Cassandra disconnects after loss of a single node

Affected versions

Any versions using a Cassandra Cluster setup.

Cause

This issue results from a difference in behavior between replication strategies.

When connecting to Cassandra, SLDataGateway checks the replication factor. A Cassandra database that has keyspaces using SimpleStrategy (e.g. a Cassandra database per DMA with Failover) returns a response with the following format:

"{'class': 'org.apache.cassandra.locator.SimpleStrategy', 'replication_factor': '2'}"

SLDataGateway wrongly assumes that this exact format will always be followed.

However, in the case of a Cassandra Cluster setup or any setup using NetworkTopologyStrategy, the replication strategy response has a different format:

"{'class': 'org.apache.cassandra.locator.NetworkTopologyStrategy', 'datacenter1': '2'}"

Here, instead of the expected “replication_factor” keyword, the name of the data center ("datacenter1" in this example) is found. The difference in the response causes parsing to fail.

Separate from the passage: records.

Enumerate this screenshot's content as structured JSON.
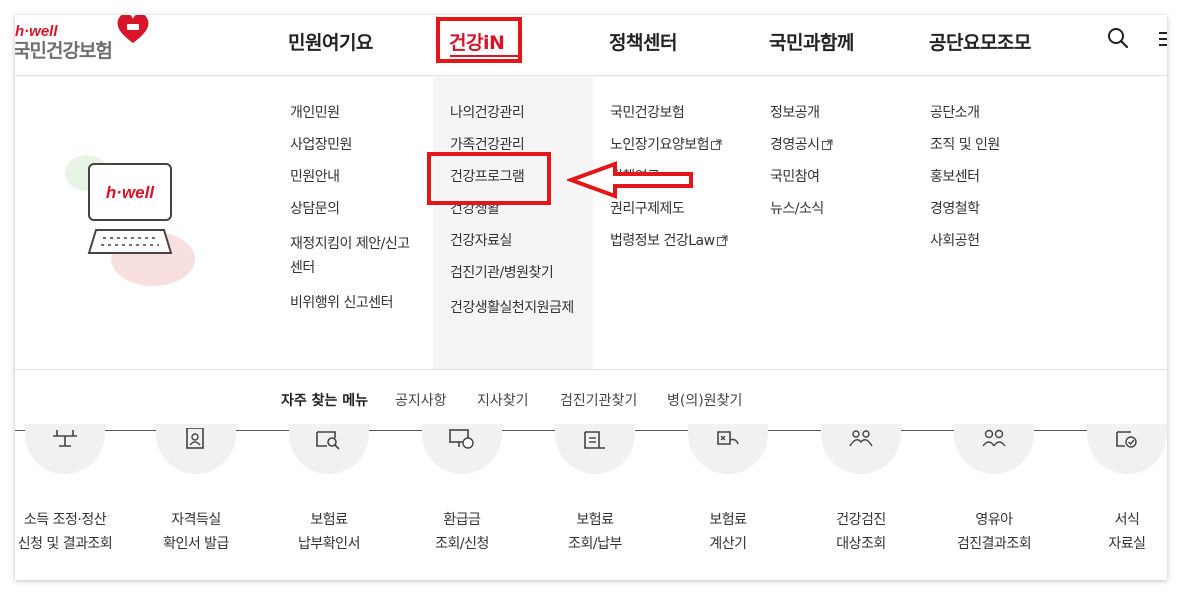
{
  "logo": {
    "hwell": "h·well",
    "name": "국민건강보험"
  },
  "gnb": [
    {
      "label": "민원여기요"
    },
    {
      "label": "건강iN"
    },
    {
      "label": "정책센터"
    },
    {
      "label": "국민과함께"
    },
    {
      "label": "공단요모조모"
    }
  ],
  "icons": {
    "search": "search-icon",
    "menu": "hamburger-menu-icon",
    "external": "external-link-icon"
  },
  "illustration": {
    "badge": "h·well"
  },
  "menu_columns": {
    "minwon": [
      {
        "label": "개인민원"
      },
      {
        "label": "사업장민원"
      },
      {
        "label": "민원안내"
      },
      {
        "label": "상담문의"
      },
      {
        "label": "재정지킴이 제안/신고센터"
      },
      {
        "label": "비위행위 신고센터"
      }
    ],
    "health": [
      {
        "label": "나의건강관리"
      },
      {
        "label": "가족건강관리"
      },
      {
        "label": "건강프로그램"
      },
      {
        "label": "건강생활"
      },
      {
        "label": "건강자료실"
      },
      {
        "label": "검진기관/병원찾기"
      },
      {
        "label": "건강생활실천지원금제"
      }
    ],
    "policy": [
      {
        "label": "국민건강보험"
      },
      {
        "label": "노인장기요양보험"
      },
      {
        "label": "정책연구"
      },
      {
        "label": "권리구제제도"
      },
      {
        "label": "법령정보 건강Law"
      }
    ],
    "together": [
      {
        "label": "정보공개"
      },
      {
        "label": "경영공시"
      },
      {
        "label": "국민참여"
      },
      {
        "label": "뉴스/소식"
      }
    ],
    "about": [
      {
        "label": "공단소개"
      },
      {
        "label": "조직 및 인원"
      },
      {
        "label": "홍보센터"
      },
      {
        "label": "경영철학"
      },
      {
        "label": "사회공헌"
      }
    ]
  },
  "quick_menu": {
    "title": "자주 찾는 메뉴",
    "links": [
      "공지사항",
      "지사찾기",
      "검진기관찾기",
      "병(의)원찾기"
    ]
  },
  "services": [
    {
      "line1": "소득 조정·정산",
      "line2": "신청 및 결과조회"
    },
    {
      "line1": "자격득실",
      "line2": "확인서 발급"
    },
    {
      "line1": "보험료",
      "line2": "납부확인서"
    },
    {
      "line1": "환급금",
      "line2": "조회/신청"
    },
    {
      "line1": "보험료",
      "line2": "조회/납부"
    },
    {
      "line1": "보험료",
      "line2": "계산기"
    },
    {
      "line1": "건강검진",
      "line2": "대상조회"
    },
    {
      "line1": "영유아",
      "line2": "검진결과조회"
    },
    {
      "line1": "서식",
      "line2": "자료실"
    }
  ],
  "colors": {
    "brand_red": "#d7142a",
    "annotation_red": "#e5161a",
    "active_col_bg": "#f5f5f5"
  }
}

The Cassandra driver assumes that in this case, there is no redundancy and therefore allows only the loss of one Cassandra node before marking the database node as down.

Fix

Install DataMiner 10.3.0 [CU7]/10.3.10.

Description

Even though your Cassandra cluster has three or more nodes and should be able to survive the loss of a node, DataMiner goes into offload mode and displays an “error” alarm in the Alarm Console after losing only one node. This may also occur if the cluster has more than one data center.